4 minute read
The Quest For Fascination In A Curious Mind
By Leslie Virostek
Kelefa Sanneh '93
As a staff writer for The New Yorker, Kelefa Sanneh has pursued quirky topics, often involving off-the-beaten-path research. For a profile of controversial comedian Shane Gillis, he spent time acclimating to New York’s raucous comedy club scene. For a piece about the revival of Bruichladdich Scotch whisky, he traveled to its distillery on an island in the Scottish Hebrides. His work as a contributor to CBS Sunday Morning is similarly eclectic. One week he will be asking probing questions of musicians and movie stars, and the next introducing viewers to such novelties as “plant walls,” akin to giant, living tapestries.
“Looking for rabbit holes to go jump down,” is one way he describes his quest for fascinating topics, noting, “It’s always a privilege when people let you into their world.” Finding a way to make one’s own obsessions interesting to others is the challenge. If the subject is obscure, how do you get people to care about it? If it’s well known, how do you deliver something original? Kelefa says it boils down to “wanting to be able to tell a story that somehow hasn’t been told before.”
Whatever else he’s chasing, Kelefa’s ongoing obsession is music. His new book, Major Labels: A History of Popular Music in Seven Genres, draws upon his lifelong love of music and work as a music critic for the New York Times from 2002 to 2008. Deftly illuminating the evolutions, devolutions, convolutions, and crossovers of rock, R&B, country, punk, hip-hop, dance, and pop music, the book also grapples with the very notion of genre. Are genres bad, just rigid boxes to be stuck in? Kelefa doesn’t think so. He sees genres as tribes or communities of listeners who are defined as much by what they are for as what they are against. When an artist pushes on genre boundaries — or narrows them by rejecting what’s trendy to revert a more “pure” style — it is a gesture of rebellion that only makes sense in the context of belonging to something. He says, “People talk about the way music brings us together, but I am interested in the divisive power of music.” For Kelefa, defiance and disagreement are the fun part of cultural phenomena.
Kelefa has always been curious about what American culture is doing at the moment. Having arrived in the United States at the age of five with his South African mom and Gambian dad, he believes that being an immigrant may have contributed to developing the mindset of a professional observer and analyzer. When a song called “Bad Habit” by artist Steve Lacy hit No. 1 on Billboard’s Hot 100 list in October, it was an example of an extremely improbable pop star succeeding with a very unlikely pop song. In other words, exactly the kind of thing that makes Kelefa wonder: What’s up with that?

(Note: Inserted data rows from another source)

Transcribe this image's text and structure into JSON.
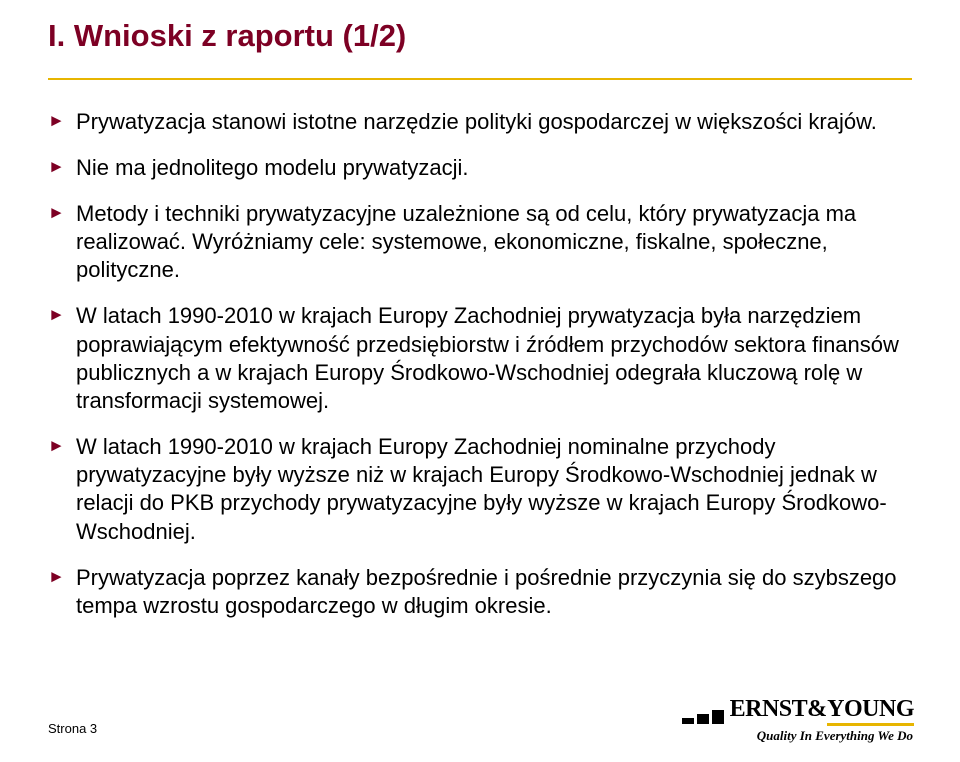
{
  "colors": {
    "title_color": "#7d0024",
    "rule_color": "#e7b500",
    "bullet_color": "#7d0024",
    "text_color": "#000000",
    "tag_underline": "#e7b500"
  },
  "title": "I. Wnioski z raportu (1/2)",
  "bullets": [
    "Prywatyzacja stanowi istotne narzędzie polityki gospodarczej w większości krajów.",
    "Nie ma jednolitego modelu prywatyzacji.",
    "Metody i techniki prywatyzacyjne uzależnione są od celu, który prywatyzacja ma realizować. Wyróżniamy cele: systemowe, ekonomiczne, fiskalne, społeczne, polityczne.",
    "W latach 1990-2010 w krajach Europy Zachodniej prywatyzacja była narzędziem poprawiającym efektywność przedsiębiorstw i źródłem przychodów sektora finansów publicznych a w krajach Europy Środkowo-Wschodniej odegrała kluczową rolę w transformacji systemowej.",
    "W latach 1990-2010 w krajach Europy Zachodniej nominalne przychody prywatyzacyjne były wyższe niż w krajach Europy Środkowo-Wschodniej jednak w relacji do PKB przychody prywatyzacyjne były wyższe w krajach Europy Środkowo-Wschodniej.",
    "Prywatyzacja poprzez kanały bezpośrednie i pośrednie przyczynia się do szybszego tempa wzrostu gospodarczego w długim okresie."
  ],
  "footer": "Strona 3",
  "logo": {
    "ernst": "ERNST",
    "amp": "&",
    "young": "YOUNG",
    "tagline": "Quality In Everything We Do"
  }
}
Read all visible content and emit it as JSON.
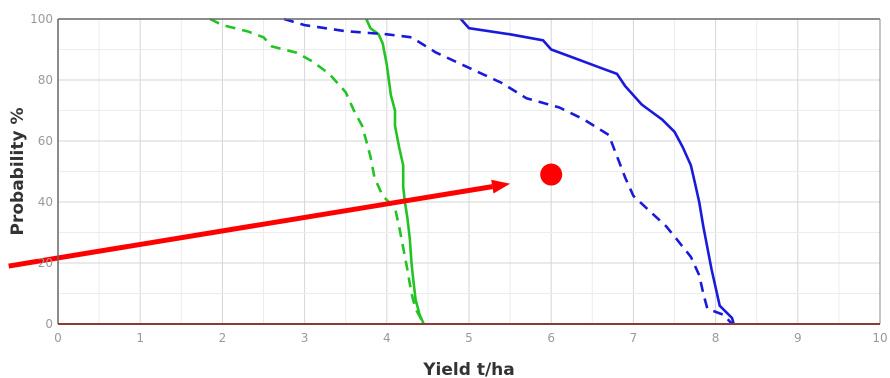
{
  "chart_data": {
    "type": "line",
    "title": "",
    "xlabel": "Yield t/ha",
    "ylabel": "Probability %",
    "xlim": [
      0,
      10
    ],
    "ylim": [
      0,
      100
    ],
    "xticks": [
      "0",
      "1",
      "2",
      "3",
      "4",
      "5",
      "6",
      "7",
      "8",
      "9",
      "10"
    ],
    "yticks": [
      "0",
      "20",
      "40",
      "60",
      "80",
      "100"
    ],
    "grid": true,
    "legend": "none",
    "colors": {
      "green": "#22c322",
      "blue": "#1a1adc",
      "marker": "#ff0000",
      "arrow": "#ff0000",
      "baseline": "#8b3a3a"
    },
    "series": [
      {
        "color": "#22c322",
        "dash": false,
        "points": [
          [
            3.75,
            100
          ],
          [
            3.8,
            97
          ],
          [
            3.9,
            95
          ],
          [
            3.95,
            92
          ],
          [
            4.0,
            85
          ],
          [
            4.05,
            75
          ],
          [
            4.1,
            70
          ],
          [
            4.1,
            65
          ],
          [
            4.15,
            58
          ],
          [
            4.2,
            52
          ],
          [
            4.2,
            45
          ],
          [
            4.22,
            40
          ],
          [
            4.25,
            35
          ],
          [
            4.28,
            28
          ],
          [
            4.3,
            20
          ],
          [
            4.32,
            15
          ],
          [
            4.35,
            8
          ],
          [
            4.4,
            3
          ],
          [
            4.45,
            0
          ]
        ]
      },
      {
        "color": "#22c322",
        "dash": true,
        "points": [
          [
            1.85,
            100
          ],
          [
            2.0,
            98
          ],
          [
            2.3,
            96
          ],
          [
            2.5,
            94
          ],
          [
            2.6,
            91
          ],
          [
            2.9,
            89
          ],
          [
            3.1,
            86
          ],
          [
            3.3,
            82
          ],
          [
            3.5,
            76
          ],
          [
            3.6,
            70
          ],
          [
            3.7,
            65
          ],
          [
            3.75,
            60
          ],
          [
            3.8,
            55
          ],
          [
            3.85,
            48
          ],
          [
            3.95,
            42
          ],
          [
            4.1,
            38
          ],
          [
            4.15,
            32
          ],
          [
            4.2,
            25
          ],
          [
            4.25,
            18
          ],
          [
            4.3,
            10
          ],
          [
            4.35,
            5
          ],
          [
            4.45,
            0
          ]
        ]
      },
      {
        "color": "#1a1adc",
        "dash": false,
        "points": [
          [
            4.9,
            100
          ],
          [
            5.0,
            97
          ],
          [
            5.5,
            95
          ],
          [
            5.9,
            93
          ],
          [
            6.0,
            90
          ],
          [
            6.3,
            87
          ],
          [
            6.6,
            84
          ],
          [
            6.8,
            82
          ],
          [
            6.9,
            78
          ],
          [
            7.0,
            75
          ],
          [
            7.1,
            72
          ],
          [
            7.2,
            70
          ],
          [
            7.35,
            67
          ],
          [
            7.5,
            63
          ],
          [
            7.6,
            58
          ],
          [
            7.7,
            52
          ],
          [
            7.75,
            46
          ],
          [
            7.8,
            40
          ],
          [
            7.85,
            32
          ],
          [
            7.9,
            25
          ],
          [
            7.95,
            18
          ],
          [
            8.0,
            12
          ],
          [
            8.05,
            6
          ],
          [
            8.2,
            2
          ],
          [
            8.22,
            0
          ]
        ]
      },
      {
        "color": "#1a1adc",
        "dash": true,
        "points": [
          [
            2.75,
            100
          ],
          [
            3.0,
            98
          ],
          [
            3.5,
            96
          ],
          [
            4.0,
            95
          ],
          [
            4.3,
            94
          ],
          [
            4.6,
            89
          ],
          [
            5.0,
            84
          ],
          [
            5.4,
            79
          ],
          [
            5.7,
            74
          ],
          [
            6.1,
            71
          ],
          [
            6.4,
            67
          ],
          [
            6.7,
            62
          ],
          [
            6.8,
            55
          ],
          [
            6.9,
            48
          ],
          [
            7.0,
            42
          ],
          [
            7.2,
            37
          ],
          [
            7.4,
            32
          ],
          [
            7.55,
            27
          ],
          [
            7.7,
            22
          ],
          [
            7.8,
            16
          ],
          [
            7.85,
            10
          ],
          [
            7.9,
            5
          ],
          [
            8.1,
            3
          ],
          [
            8.2,
            0
          ]
        ]
      }
    ],
    "annotations": [
      {
        "type": "point",
        "x": 6.0,
        "y": 49,
        "color": "#ff0000"
      },
      {
        "type": "arrow",
        "from": [
          -0.6,
          19
        ],
        "to": [
          5.5,
          46
        ],
        "color": "#ff0000"
      }
    ]
  }
}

As Kelefa recounts in his book, his most formative experience in music happened at Choate: third form year his best friend, Matt Moses ’93, gave him a mixtape loaded with punk music. “It converted me,” says Kelefa, who with Moses began hosting a WWEB punk radio show from Hill House’s basement.
Back then Kelefa would scour New Haven record stores for the most defiantly punk, most anti-everything-else music he could find. Today, as a middle-aged dad and fixture of the mainstream media, he still delights in the punk sound and sensibility, noting it can be found in such disparate places as the songs of pop sensation Olivia Rodrigo and albums of hip-hop star Young Thug.
And the thrill of discovering new music is not gone in the least. On Fridays, when the major record labels put out a huge buffet of new releases, Kelefa is ready to dig in. “The streaming era seems almost too good to be true,” he says. “It’s as if I get to go on a nonstop record-shopping spree all the time.” He will spend all week digesting dozens of new songs until next Friday, when he gets to do it all over again. For Kelefa, there has always been joy in the immersive experience of listening to music. He says, “I love the idea of living inside a song.”